Knowing what Taylor experienced in the psychiatric hospitals, especially through her last hospitalizations, where medication and fast discharge prevailed over listening to her emotional/spiritual crisis, points out that the system may need to be shifted. Yet, this notion is unforeseeable. Or is it? Perhaps the system cannot be shifted or changed, but, it can start with the individual ethical clinician’s shift through self-reflexibility, acknowledging and integrating what Jung termed the shadow self, and achieves empowerment.
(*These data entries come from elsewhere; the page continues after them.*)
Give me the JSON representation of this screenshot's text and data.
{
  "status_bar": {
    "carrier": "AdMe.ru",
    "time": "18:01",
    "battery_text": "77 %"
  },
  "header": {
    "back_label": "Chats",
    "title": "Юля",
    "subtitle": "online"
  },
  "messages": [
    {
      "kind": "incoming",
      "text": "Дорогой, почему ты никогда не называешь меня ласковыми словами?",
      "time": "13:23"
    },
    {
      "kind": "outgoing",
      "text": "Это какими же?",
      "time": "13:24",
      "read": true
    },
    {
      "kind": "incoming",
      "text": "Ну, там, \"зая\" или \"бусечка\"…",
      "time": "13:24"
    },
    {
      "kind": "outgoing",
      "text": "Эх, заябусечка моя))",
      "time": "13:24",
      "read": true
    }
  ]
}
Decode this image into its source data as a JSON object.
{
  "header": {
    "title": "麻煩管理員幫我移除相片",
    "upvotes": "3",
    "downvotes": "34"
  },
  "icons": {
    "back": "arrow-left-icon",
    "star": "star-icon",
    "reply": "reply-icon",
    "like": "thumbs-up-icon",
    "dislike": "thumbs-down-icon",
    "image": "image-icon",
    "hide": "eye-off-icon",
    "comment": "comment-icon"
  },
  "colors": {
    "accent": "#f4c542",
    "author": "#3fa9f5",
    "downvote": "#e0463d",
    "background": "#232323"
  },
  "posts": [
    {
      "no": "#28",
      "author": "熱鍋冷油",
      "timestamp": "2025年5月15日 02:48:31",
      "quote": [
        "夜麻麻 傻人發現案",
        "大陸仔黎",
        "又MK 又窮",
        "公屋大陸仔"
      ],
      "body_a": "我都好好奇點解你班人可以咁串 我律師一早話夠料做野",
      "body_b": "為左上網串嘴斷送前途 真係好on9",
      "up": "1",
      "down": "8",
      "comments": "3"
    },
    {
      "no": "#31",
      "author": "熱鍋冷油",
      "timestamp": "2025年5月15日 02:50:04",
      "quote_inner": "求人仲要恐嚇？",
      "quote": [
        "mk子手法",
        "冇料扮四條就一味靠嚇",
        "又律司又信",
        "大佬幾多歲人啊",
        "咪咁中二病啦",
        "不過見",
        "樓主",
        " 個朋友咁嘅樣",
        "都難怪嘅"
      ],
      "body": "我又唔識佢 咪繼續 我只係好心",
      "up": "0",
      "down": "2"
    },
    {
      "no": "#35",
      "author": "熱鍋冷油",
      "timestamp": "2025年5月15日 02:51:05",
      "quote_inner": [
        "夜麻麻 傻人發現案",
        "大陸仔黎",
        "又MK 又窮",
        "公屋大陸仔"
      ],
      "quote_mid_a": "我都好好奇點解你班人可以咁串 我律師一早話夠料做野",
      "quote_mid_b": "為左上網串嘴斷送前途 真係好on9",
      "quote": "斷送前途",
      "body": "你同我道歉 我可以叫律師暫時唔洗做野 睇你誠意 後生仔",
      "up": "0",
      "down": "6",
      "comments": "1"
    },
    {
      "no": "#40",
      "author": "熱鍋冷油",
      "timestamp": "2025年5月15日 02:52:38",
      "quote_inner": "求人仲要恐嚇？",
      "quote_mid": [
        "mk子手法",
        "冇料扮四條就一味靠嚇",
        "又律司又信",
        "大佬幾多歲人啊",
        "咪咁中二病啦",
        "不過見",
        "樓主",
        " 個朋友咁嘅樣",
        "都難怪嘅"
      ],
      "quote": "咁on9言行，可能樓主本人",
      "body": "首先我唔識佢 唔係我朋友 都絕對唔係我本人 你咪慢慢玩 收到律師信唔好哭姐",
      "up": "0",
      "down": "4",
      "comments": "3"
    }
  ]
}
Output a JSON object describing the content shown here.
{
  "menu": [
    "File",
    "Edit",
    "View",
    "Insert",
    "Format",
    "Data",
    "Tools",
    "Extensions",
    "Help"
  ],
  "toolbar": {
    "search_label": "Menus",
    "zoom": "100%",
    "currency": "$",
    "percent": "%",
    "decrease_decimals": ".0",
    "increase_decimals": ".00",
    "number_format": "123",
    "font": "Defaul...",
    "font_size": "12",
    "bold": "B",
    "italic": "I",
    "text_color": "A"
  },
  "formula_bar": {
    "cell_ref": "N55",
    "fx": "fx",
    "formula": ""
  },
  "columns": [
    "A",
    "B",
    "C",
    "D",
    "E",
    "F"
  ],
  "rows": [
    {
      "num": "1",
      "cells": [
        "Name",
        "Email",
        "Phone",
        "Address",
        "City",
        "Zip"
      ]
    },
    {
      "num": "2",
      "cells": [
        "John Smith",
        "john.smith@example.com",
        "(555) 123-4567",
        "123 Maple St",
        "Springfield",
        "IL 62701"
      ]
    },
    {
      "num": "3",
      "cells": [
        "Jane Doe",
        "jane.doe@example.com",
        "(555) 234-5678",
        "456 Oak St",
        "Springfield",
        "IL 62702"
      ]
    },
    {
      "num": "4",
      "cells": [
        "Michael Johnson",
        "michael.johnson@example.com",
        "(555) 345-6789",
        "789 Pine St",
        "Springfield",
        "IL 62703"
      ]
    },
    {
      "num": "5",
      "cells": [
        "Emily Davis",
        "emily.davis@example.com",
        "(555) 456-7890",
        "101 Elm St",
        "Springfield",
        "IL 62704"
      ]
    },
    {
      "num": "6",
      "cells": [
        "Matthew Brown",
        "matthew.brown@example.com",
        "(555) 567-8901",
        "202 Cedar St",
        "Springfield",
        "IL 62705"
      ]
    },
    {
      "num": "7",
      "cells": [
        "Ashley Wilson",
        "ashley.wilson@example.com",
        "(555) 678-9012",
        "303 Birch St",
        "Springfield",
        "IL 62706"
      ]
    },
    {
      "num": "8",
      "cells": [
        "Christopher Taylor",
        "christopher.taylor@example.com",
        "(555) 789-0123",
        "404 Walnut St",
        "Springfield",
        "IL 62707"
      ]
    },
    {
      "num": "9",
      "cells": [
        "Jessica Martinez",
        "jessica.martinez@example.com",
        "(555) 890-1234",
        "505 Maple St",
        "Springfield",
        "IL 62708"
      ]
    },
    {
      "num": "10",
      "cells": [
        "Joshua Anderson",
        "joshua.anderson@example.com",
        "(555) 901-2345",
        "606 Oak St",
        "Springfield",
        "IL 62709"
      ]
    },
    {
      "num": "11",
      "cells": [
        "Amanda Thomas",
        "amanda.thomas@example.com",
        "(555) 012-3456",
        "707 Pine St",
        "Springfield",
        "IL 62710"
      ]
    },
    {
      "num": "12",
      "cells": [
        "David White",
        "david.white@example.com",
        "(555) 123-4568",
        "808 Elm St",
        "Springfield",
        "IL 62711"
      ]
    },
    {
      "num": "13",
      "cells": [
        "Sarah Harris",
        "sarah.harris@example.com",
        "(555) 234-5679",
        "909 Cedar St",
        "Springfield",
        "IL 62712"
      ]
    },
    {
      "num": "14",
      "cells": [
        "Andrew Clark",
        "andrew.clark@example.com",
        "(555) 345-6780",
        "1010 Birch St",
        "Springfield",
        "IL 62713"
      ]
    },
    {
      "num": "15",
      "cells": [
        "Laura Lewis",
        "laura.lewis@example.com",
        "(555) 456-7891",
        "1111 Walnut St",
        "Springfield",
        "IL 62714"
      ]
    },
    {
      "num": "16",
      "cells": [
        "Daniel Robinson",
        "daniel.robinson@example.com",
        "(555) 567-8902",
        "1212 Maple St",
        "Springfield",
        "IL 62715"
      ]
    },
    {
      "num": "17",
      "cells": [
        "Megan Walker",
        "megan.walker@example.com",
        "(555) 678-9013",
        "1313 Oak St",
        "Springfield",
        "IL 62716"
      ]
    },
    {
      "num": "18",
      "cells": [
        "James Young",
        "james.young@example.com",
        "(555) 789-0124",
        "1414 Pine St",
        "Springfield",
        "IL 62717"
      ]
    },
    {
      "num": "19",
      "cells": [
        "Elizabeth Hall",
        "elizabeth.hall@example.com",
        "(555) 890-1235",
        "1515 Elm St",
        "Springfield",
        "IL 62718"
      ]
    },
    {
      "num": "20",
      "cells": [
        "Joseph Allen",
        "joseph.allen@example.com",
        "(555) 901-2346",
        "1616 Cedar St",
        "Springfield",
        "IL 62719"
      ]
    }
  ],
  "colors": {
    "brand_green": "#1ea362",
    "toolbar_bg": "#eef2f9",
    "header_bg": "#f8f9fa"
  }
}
The clinician can best serve the patient by being present and listening. The empowered clinician is now the guiding light for the patient to find his own way within.
Personal thoughts on the Art of Presence
The Art of Presence is achieved through the clinician’s self-care, self-flexibility, mindfulness and spirituality, along with an intuitive, respectful understanding of the pained other’s humanness. Comprehending that a diagnosis of the pained other or non- conformist is a tool, not a means of understanding the other person. Understanding that medication is used temporarily to reduce the acute overt behavior is not a necessity for the pained other’s biochemical illness. The ability to listen and ethically handle the non conformist’s acting out behavior without personalizing. The clinician should be able to utilize creativity in treating others. And very importantly, the clinician is cognizant, knowledgable and comfortable with her own humanness.
References
Bazzano, M.(2013) – http://www.counselling-directory.org.uk/counsellor-articles/cultivating-presence
Buton, N. (2015)- https://www.psychologytoday.com/blog/hide-and-seek/201505/empathy-vs-sympathy
Klien, E, (2013)- https://www.elephantjournal.com/2013/08/the-blessing-of-difficult-people-its-not-what-you-think/
Newcomb, B.(2011) – http://brettnewcomb.com/counter-transference-in-therapy/
Pity- https://www.psychologytoday.com/blog/hide-and-seek/201505/empathy-vs-sympathy
Szasz, T.- https://www.brainyquote.com/quotes/quotes/t/thomasszas454607.html?src=t_psychotherapy
Taylor, B. (2014). The last asylum: a memoir of madness in our times. Ontario, Canada: Penguin Group.